Pablo Picasso is of course an artist who needs no introduction, having had his greatness rammed down our throats since those very first, finger-paint fuelled, art classes. His immense stylistic range, from neo-classicalism to impressionism and cubism, rightfully makes him one of the most influential and famous artists of the 20th century. His works have inspired a vast number of artists and artistic movements, both during his life and beyond.
The current exhibition at Tate Britain examines his role and influence in the shaping of modern British art. Exploring both his time in Britain and the effect of his work on British art, the collection is a fantastic overview of the importance of this artist’s work. Some lesser known aspects of Picasso’s work are expounded, such as his involvement with Serge Diaghilev’s Ballet Russes, for which he designed sets and costumes. Works purchased by the famous economist John Maynard Keynes and other members of the Bloomsbury group are on display alongside his 1913 piece entitled Head, which was selected by Andre Breton to be shown at the second International Surrealist Exhibition of 1936.

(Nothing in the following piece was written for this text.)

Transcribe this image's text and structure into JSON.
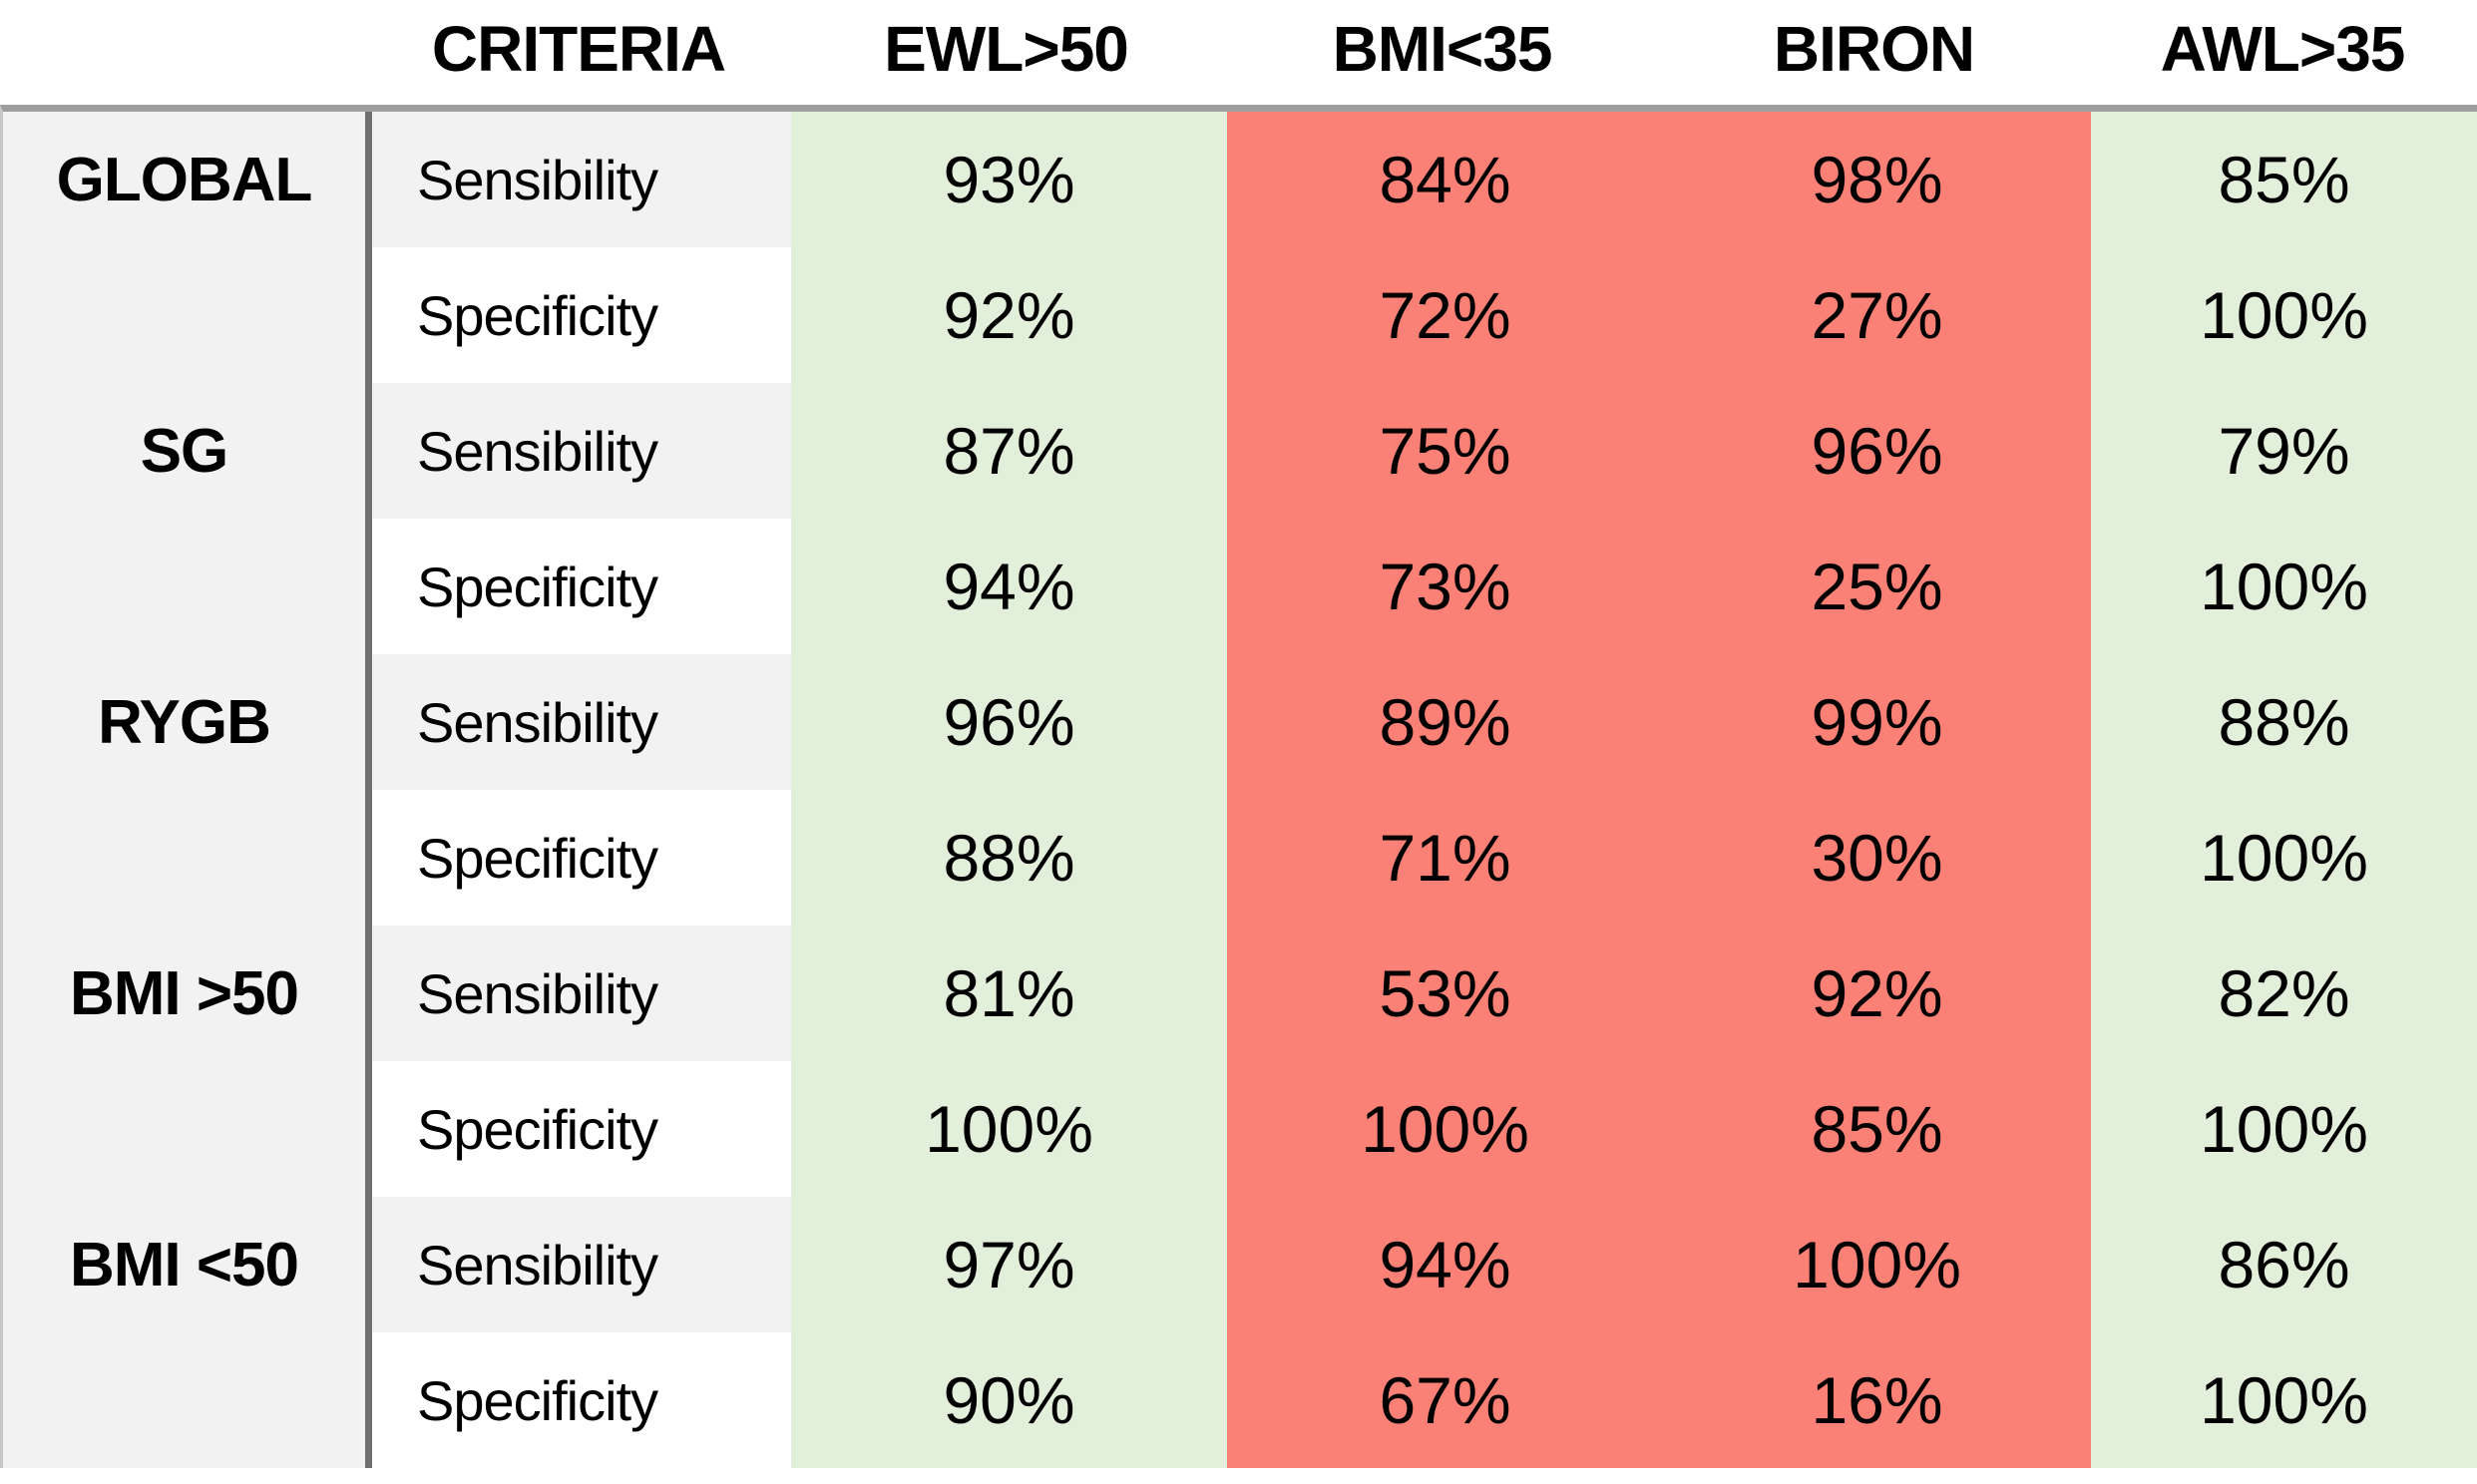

Picasso’s journey from the avant-garde fringes of the art world to a position of cultural normality is followed with curatorial brilliance. His impression upon artists such as Francis Bacon, Wyndham Lewis and David Hockney is demonstrated with clarity as their works are displayed alongside each other, allowing for the lines of influence to be followed with ease and opening up the narratives of art history, even to those with the most minimal knowledge of the subject.
Picasso and Modern British Art runs until July 15th at Tate Britain. Standard admission is £14.